Juan Cole Sets Us Straight Juan Cole, expert on Iraqi politics, gives us his take on the "two-front war" now being fought against Sunni militants and Shiite guerrillas: The Shiite uprising is incredibly troubling, not only because so far the Shiites have been calm, but because the Mahdi Army has seized control of some major cities, indicating that it's not just a few hundred "ragtag militiamen." Also troubling for the US is the fact that the unrest seems to have spread to middle-class Shiite neighborhoods in Baghdad. As the educated and cultured Cole puts it, "Major fighting in most Shiiite urban areas is unambiguous in its significance. It means that the Bush administration rule of Iraq is FUBAR."

The Army is on the Road to Ruin, Like that Awful Ramones Album Donald Rumsfeld's ambitious "Future Combat Systems" plan, a $92 billion remodeling designed to change essentially everything about the army, "is poised for major delays and a financial train wreck," according to the non-partisan federal General Accounting Office. Don't worry, though: Boeing, which stands to reap billions from the project, says it's still on track.

Kofi Annan: Slow Learner 10 years ago this week, Kofi Annan was instrumental in preventing the United Nations from intervening in the Rwandan genocide, which claimed the lives of between 800,000 and 1 million people in 100 days. Annan, who was head of UN peacekeeping at the time, refused to act on reports from UN soldiers in the field which indicated that the Hutu Power government, with its mass of poorly-armed supporters, could be stopped with a short, judicious use of force. Today, Annan is warning that the wars in the Congo and Sudan could create Rwanda-like situations. Perhaps someone should gently break the news to Kofi that 3 million people, most of them civilians, have already died in the fighting in Central Africa.
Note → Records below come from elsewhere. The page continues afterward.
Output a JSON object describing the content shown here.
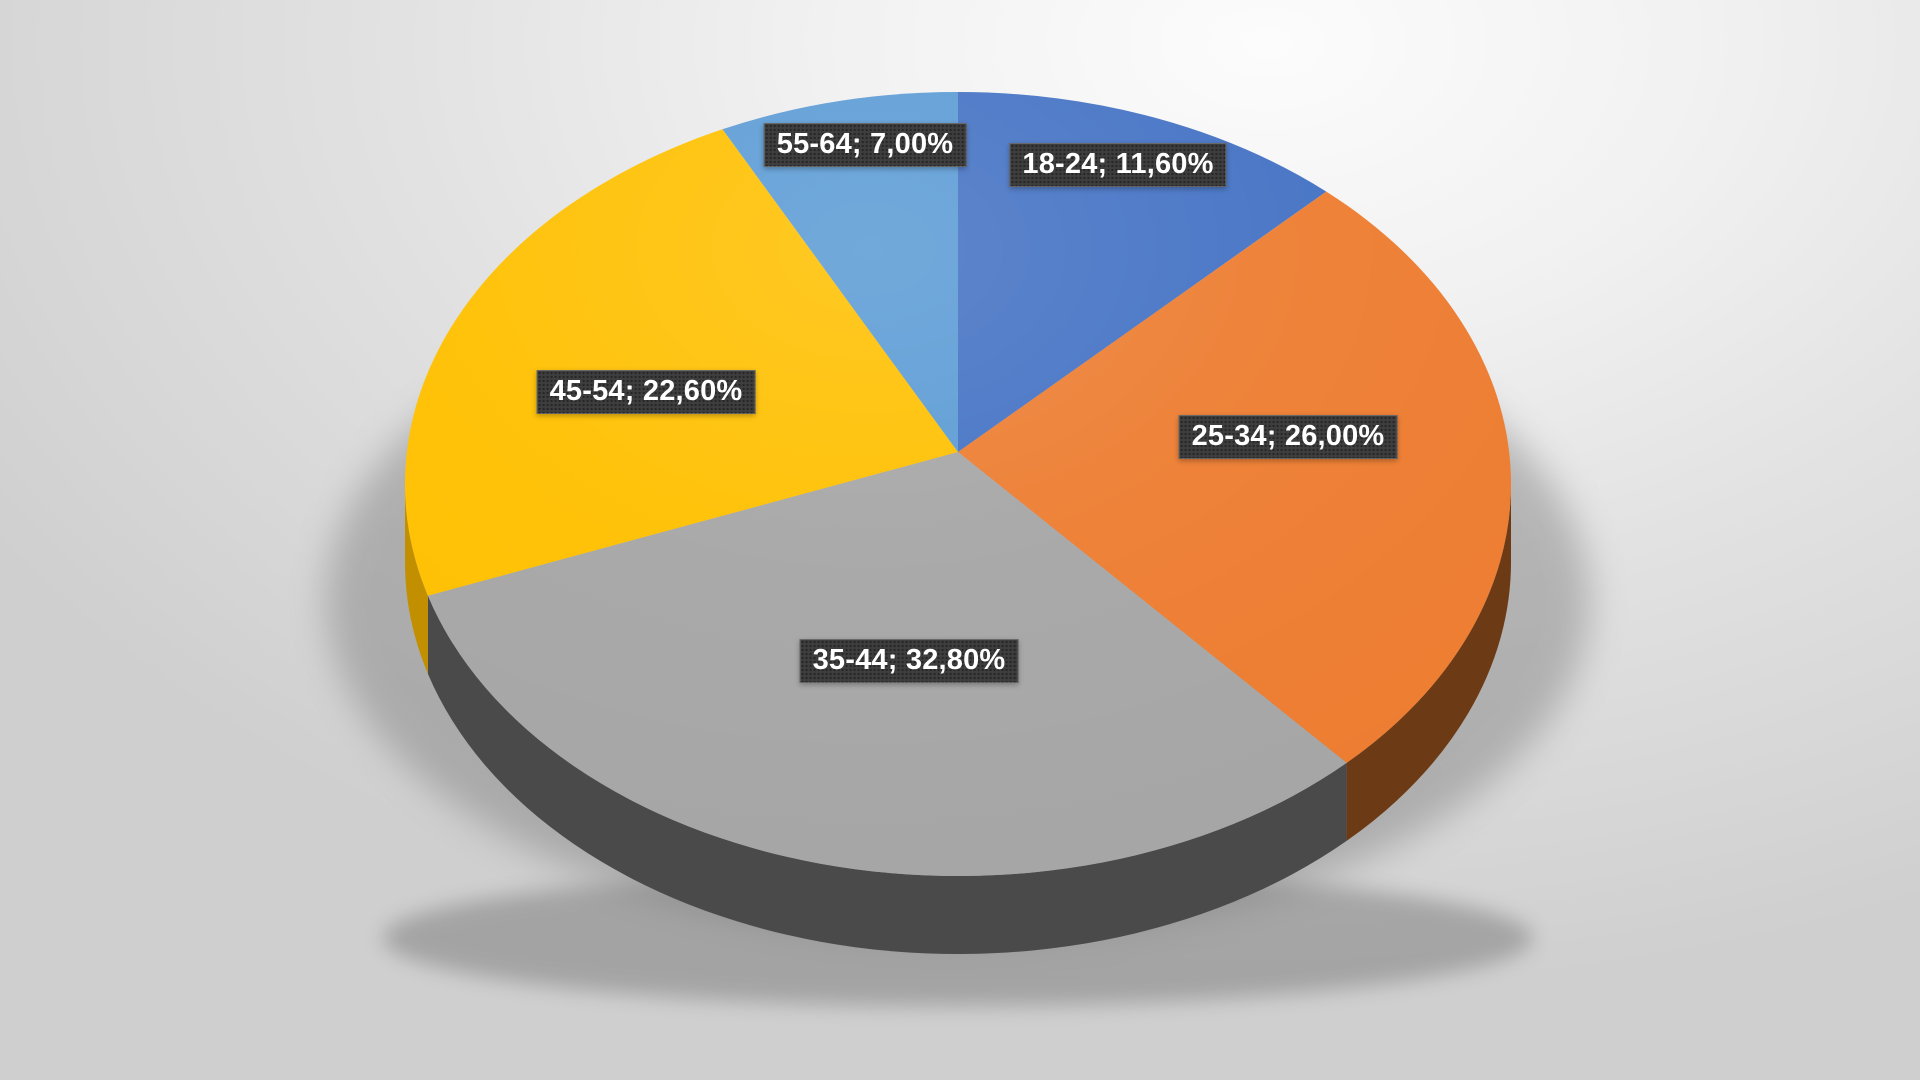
{
  "chart_data": {
    "type": "pie",
    "style": "3d-perspective",
    "title": "",
    "legend": "none",
    "direction": "clockwise",
    "start_angle_deg": 0,
    "categories": [
      "18-24",
      "25-34",
      "35-44",
      "45-54",
      "55-64"
    ],
    "values": [
      11.6,
      26.0,
      32.8,
      22.6,
      7.0
    ],
    "slices": [
      {
        "category": "18-24",
        "value": 11.6,
        "display_label": "18-24; 11,60%",
        "color": "#4472C4",
        "side_color": "#2F5597"
      },
      {
        "category": "25-34",
        "value": 26.0,
        "display_label": "25-34; 26,00%",
        "color": "#ED7D31",
        "side_color": "#6C3A15"
      },
      {
        "category": "35-44",
        "value": 32.8,
        "display_label": "35-44; 32,80%",
        "color": "#A6A6A6",
        "side_color": "#4A4A4A"
      },
      {
        "category": "45-54",
        "value": 22.6,
        "display_label": "45-54; 22,60%",
        "color": "#FFC000",
        "side_color": "#C28F00"
      },
      {
        "category": "55-64",
        "value": 7.0,
        "display_label": "55-64; 7,00%",
        "color": "#5B9BD5",
        "side_color": "#3A6E9E"
      }
    ],
    "label_style": {
      "format": "category; value%",
      "decimal_separator": ",",
      "background": "#3E3E3E",
      "text_color": "#FFFFFF"
    }
  },
  "background": {
    "highlight": "#FCFCFC",
    "base": "#DADADA",
    "shadow": "#6E6E6E"
  }
}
Our Wicked Popular President Scroll down to read a sign of the times: President Bush shows up to throw out the first pitch at the St. Louis Cardinals' season opener (side note: Asshole team, asshole president). The Cards' organization was so concerned about the boos the president was going to get that they piped in fake applause through the loudspeakers. Now, if this was a Phillies game, I'd say who cares - but the fact that they're worried about Bush being booed in the heartland seems significant to me.